Bug 1272453

Summary: A marked as CA certificate cannot be written in a softhsmv2 db
Product: [Fedora] Fedora Reporter: Nikos Mavrogiannopoulos <nmavrogi>
Component: softhsmAssignee: Paul Wouters <pwouters>
Status: CLOSED ERRATA QA Contact: Fedora Extras Quality Assurance <extras-qa>
Severity: unspecified Docs Contact:
Priority: unspecified    
Version: 23CC: pspacek, pwouters
Target Milestone: ---   
Target Release: ---   
Hardware: Unspecified   
OS: Unspecified   
Whiteboard:
Fixed In Version: softhsm-2.1.0-1.fc24 softhsm-2.1.0-1.fc23 Doc Type: Bug Fix
Doc Text:
Story Points: ---
Clone Of: Environment:
Last Closed: 2016-07-05 05:00:19 UTC Type: Bug
Regression: --- Mount Type: ---
Documentation: --- CRM:
Verified Versions: Category: ---
oVirt Team: --- RHEL 7.3 requirements from Atomic Host:
Cloudforms Team: --- Target Upstream Version:
Embargoed:
Attachments:
Description Flags
pkcs11 spy output none

Description Nikos Mavrogiannopoulos 2015-10-16 12:38:12 UTC 
Trying to write a certificate in a softhsm db with CKA_CERTIFICATE_CATEGORY fails with: CKR_ATTRIBUTE_READ_ONLY

How reproducible:
1. cat >config
directories.tokendir = db
objectstore.backend = file

2. export SOFTHSM2_CONF=config
3. mkdir db
4. softhsm2-util --init-token --slot 0 --label test --so-pin 1234 --pin 1234
5. p11tool --provider /usr/lib64/pkcs11/libsofthsm2.so --write --mark-ca --load-certificate any-cert.pem  --label test --so-login

Output:
Error writing certificate: PKCS #11 error in attribute

Expected Output:
Success.

Writing the same certificate without the mark-ca flag works fine.
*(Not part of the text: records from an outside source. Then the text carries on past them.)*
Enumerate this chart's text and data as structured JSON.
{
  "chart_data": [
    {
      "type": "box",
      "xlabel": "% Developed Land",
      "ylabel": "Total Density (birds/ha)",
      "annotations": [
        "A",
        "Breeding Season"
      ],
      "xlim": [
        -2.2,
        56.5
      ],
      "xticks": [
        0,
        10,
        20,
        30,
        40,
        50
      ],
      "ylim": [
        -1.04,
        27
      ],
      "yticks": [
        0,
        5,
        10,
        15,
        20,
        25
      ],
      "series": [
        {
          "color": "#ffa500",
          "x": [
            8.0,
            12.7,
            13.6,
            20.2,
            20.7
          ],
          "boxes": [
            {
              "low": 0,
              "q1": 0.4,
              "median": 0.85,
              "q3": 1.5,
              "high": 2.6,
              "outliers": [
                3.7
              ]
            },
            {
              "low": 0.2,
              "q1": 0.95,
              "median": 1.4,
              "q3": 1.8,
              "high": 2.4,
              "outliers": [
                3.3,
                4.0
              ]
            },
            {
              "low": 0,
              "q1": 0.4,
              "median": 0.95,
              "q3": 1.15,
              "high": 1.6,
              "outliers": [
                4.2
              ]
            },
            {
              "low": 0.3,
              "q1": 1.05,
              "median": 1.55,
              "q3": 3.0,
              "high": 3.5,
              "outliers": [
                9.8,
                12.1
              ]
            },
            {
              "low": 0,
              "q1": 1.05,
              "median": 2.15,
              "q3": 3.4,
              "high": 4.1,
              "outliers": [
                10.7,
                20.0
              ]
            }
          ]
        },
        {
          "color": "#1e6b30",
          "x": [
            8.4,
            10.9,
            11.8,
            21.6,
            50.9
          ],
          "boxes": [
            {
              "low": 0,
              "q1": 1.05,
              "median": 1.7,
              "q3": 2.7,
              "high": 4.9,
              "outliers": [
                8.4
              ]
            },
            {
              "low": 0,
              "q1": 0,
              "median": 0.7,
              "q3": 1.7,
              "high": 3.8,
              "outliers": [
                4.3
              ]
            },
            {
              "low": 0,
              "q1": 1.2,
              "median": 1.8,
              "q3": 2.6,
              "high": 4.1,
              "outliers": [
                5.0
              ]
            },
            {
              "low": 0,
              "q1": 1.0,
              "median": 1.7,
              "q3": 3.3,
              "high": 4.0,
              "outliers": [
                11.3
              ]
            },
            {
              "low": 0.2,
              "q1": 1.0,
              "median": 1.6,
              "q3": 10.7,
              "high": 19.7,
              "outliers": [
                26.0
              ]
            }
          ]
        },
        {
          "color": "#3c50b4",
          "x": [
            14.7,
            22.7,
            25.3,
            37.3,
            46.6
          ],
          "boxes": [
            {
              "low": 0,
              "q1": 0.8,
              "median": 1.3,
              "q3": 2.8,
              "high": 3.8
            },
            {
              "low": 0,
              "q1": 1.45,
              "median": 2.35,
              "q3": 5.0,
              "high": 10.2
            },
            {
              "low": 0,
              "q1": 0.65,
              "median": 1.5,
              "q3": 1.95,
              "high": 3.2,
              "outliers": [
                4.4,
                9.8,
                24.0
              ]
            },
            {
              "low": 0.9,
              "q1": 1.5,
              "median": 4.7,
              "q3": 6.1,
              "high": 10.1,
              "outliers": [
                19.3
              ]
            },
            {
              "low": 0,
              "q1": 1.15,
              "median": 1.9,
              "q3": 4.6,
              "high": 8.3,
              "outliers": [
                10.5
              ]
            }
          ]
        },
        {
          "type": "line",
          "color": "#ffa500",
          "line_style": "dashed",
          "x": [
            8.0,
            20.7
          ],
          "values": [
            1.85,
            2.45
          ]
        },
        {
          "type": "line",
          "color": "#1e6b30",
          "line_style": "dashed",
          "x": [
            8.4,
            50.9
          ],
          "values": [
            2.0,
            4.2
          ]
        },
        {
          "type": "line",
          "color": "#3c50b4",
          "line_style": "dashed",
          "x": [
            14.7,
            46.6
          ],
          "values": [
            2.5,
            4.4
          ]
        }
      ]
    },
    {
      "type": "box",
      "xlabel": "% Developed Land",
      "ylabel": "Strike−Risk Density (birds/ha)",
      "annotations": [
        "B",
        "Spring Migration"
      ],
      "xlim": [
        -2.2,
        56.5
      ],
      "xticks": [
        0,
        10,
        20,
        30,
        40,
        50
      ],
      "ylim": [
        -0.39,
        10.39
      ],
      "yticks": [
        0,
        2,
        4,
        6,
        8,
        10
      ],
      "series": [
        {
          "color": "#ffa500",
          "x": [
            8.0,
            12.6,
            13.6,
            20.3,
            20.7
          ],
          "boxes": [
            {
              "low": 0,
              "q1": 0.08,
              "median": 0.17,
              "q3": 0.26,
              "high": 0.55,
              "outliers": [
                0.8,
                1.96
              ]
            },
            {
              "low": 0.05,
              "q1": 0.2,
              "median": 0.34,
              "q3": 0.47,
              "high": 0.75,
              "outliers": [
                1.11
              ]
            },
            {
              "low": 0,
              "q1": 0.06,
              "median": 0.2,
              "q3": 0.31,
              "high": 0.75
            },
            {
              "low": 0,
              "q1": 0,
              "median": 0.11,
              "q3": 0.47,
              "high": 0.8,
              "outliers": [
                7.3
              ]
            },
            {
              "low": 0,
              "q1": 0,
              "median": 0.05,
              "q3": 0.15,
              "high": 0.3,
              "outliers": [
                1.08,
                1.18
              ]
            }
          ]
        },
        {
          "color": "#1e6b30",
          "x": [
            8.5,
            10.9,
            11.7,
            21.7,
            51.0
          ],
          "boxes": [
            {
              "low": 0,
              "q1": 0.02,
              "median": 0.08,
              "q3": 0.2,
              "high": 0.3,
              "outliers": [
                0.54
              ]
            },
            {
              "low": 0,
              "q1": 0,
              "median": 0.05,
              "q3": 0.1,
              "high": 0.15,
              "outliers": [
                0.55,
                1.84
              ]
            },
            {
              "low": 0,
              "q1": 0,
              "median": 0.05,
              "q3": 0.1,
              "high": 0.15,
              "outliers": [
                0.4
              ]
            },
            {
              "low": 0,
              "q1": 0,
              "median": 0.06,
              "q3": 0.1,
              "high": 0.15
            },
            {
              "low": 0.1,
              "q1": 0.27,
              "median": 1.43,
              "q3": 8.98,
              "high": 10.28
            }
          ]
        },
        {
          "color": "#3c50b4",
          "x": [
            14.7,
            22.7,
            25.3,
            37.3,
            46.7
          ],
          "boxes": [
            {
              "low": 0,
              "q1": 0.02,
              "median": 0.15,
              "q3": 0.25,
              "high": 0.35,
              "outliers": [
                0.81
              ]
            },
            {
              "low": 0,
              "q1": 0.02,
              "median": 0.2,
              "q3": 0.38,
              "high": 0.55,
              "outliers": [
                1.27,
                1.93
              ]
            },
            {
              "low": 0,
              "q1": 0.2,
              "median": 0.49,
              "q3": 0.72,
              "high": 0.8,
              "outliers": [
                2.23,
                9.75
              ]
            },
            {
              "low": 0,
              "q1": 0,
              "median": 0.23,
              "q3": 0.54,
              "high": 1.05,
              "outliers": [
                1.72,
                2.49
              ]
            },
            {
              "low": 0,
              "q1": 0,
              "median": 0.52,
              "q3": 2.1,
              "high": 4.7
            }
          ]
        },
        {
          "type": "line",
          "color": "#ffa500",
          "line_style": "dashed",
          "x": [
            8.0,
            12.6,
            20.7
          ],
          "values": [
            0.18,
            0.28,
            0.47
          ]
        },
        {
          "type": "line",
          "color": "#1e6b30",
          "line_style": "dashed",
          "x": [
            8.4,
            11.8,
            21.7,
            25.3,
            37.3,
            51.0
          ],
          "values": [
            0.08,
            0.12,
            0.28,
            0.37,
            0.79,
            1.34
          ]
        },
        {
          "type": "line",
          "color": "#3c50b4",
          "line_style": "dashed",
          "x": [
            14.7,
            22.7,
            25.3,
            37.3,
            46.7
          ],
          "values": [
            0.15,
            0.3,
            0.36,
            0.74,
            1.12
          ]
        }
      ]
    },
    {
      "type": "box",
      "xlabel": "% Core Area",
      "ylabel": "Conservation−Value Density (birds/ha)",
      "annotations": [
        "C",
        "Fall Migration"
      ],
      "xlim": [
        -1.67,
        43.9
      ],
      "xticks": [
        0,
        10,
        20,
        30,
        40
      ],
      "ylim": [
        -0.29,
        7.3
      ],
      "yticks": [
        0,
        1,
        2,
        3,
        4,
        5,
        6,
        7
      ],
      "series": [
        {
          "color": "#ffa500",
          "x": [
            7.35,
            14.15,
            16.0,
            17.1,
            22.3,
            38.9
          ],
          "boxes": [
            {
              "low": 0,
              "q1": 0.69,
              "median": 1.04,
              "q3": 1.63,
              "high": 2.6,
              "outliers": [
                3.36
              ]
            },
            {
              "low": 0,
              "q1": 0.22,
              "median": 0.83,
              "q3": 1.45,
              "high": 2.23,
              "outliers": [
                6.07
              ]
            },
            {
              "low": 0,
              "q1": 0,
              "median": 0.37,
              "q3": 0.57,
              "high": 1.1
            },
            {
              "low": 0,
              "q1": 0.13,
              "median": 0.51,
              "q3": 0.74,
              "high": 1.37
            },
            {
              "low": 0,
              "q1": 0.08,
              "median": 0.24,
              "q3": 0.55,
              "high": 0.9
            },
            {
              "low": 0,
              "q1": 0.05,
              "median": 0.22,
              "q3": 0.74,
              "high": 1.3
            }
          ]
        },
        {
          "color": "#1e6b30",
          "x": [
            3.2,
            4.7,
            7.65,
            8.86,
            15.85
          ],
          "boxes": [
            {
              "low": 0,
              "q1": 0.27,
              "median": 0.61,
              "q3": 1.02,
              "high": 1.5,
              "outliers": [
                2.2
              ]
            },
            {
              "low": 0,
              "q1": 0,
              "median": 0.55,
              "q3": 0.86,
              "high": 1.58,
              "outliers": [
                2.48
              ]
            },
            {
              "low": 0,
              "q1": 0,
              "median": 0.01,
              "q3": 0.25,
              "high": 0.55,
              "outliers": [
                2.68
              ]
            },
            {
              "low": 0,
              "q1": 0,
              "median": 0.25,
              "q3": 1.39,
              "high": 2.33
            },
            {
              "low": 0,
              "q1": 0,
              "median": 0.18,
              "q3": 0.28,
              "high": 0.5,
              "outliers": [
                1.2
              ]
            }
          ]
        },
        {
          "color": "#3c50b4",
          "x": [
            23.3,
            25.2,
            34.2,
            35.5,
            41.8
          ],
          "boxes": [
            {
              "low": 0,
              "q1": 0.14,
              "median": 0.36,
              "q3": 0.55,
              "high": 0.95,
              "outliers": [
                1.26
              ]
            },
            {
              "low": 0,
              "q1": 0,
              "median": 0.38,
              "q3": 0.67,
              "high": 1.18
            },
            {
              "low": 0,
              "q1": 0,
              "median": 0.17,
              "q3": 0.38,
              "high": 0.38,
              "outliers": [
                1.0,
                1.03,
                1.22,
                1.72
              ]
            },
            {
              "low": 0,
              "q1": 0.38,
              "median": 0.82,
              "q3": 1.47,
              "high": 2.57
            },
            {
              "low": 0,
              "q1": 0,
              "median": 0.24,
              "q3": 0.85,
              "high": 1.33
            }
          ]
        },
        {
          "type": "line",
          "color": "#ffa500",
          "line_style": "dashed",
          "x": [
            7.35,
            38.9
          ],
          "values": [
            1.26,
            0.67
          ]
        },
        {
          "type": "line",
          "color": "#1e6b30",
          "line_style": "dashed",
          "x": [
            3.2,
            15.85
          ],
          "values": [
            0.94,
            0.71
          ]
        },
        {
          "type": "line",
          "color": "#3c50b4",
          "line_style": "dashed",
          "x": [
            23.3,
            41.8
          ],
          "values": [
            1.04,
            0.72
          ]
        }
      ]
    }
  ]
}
This is a regression from version 1, as this use case works properly with softhsmv1 in F20.
Comment 1 Nikos Mavrogiannopoulos 2015-10-16 12:38:38 UTC 
Created attachment 1083641 [details]
pkcs11 spy output
Comment 2 Nikos Mavrogiannopoulos 2016-01-27 08:50:48 UTC 
https://github.com/opendnssec/SoftHSMv2/issues/162
Comment 3 Nikos Mavrogiannopoulos 2016-02-25 16:20:13 UTC 
Could that patch be included in F23? The gnutls PKCS#11 test suite depends on softhsm having this functionality and since the softhsm v1->v2 transition I cannot run this part of test suite in Fedora.

https://github.com/opendnssec/SoftHSMv2/pull/164
Comment 4 Paul Wouters 2016-02-25 16:33:27 UTC 
We were going to wait for the next upstream release in 1-2 weeks, but I can do another build with just the patches for #162
Comment 5 Fedora Update System 2016-06-22 12:32:56 UTC 
softhsm-2.1.0-1.fc23 has been submitted as an update to Fedora 23. https://bodhi.fedoraproject.org/updates/FEDORA-2016-c43dd0091f
Comment 6 Fedora Update System 2016-06-22 12:33:15 UTC 
softhsm-2.1.0-1.fc24 has been submitted as an update to Fedora 24. https://bodhi.fedoraproject.org/updates/FEDORA-2016-376bda6d1d
Comment 7 Fedora Update System 2016-06-22 22:59:32 UTC 
softhsm-2.1.0-1.fc23 has been pushed to the Fedora 23 testing repository. If problems still persist, please make note of it in this bug report.
See https://fedoraproject.org/wiki/QA:Updates_Testing for
instructions on how to install test updates.
You can provide feedback for this update here: https://bodhi.fedoraproject.org/updates/FEDORA-2016-c43dd0091f
Comment 8 Fedora Update System 2016-06-22 23:02:38 UTC 
softhsm-2.1.0-1.fc24 has been pushed to the Fedora 24 testing repository. If problems still persist, please make note of it in this bug report.
See https://fedoraproject.org/wiki/QA:Updates_Testing for
instructions on how to install test updates.
You can provide feedback for this update here: https://bodhi.fedoraproject.org/updates/FEDORA-2016-376bda6d1d
Comment 9 Fedora Update System 2016-07-05 05:00:07 UTC 
softhsm-2.1.0-1.fc24 has been pushed to the Fedora 24 stable repository. If problems still persist, please make note of it in this bug report.
Comment 10 Fedora Update System 2016-07-05 08:25:34 UTC 
softhsm-2.1.0-1.fc23 has been pushed to the Fedora 23 stable repository. If problems still persist, please make note of it in this bug report.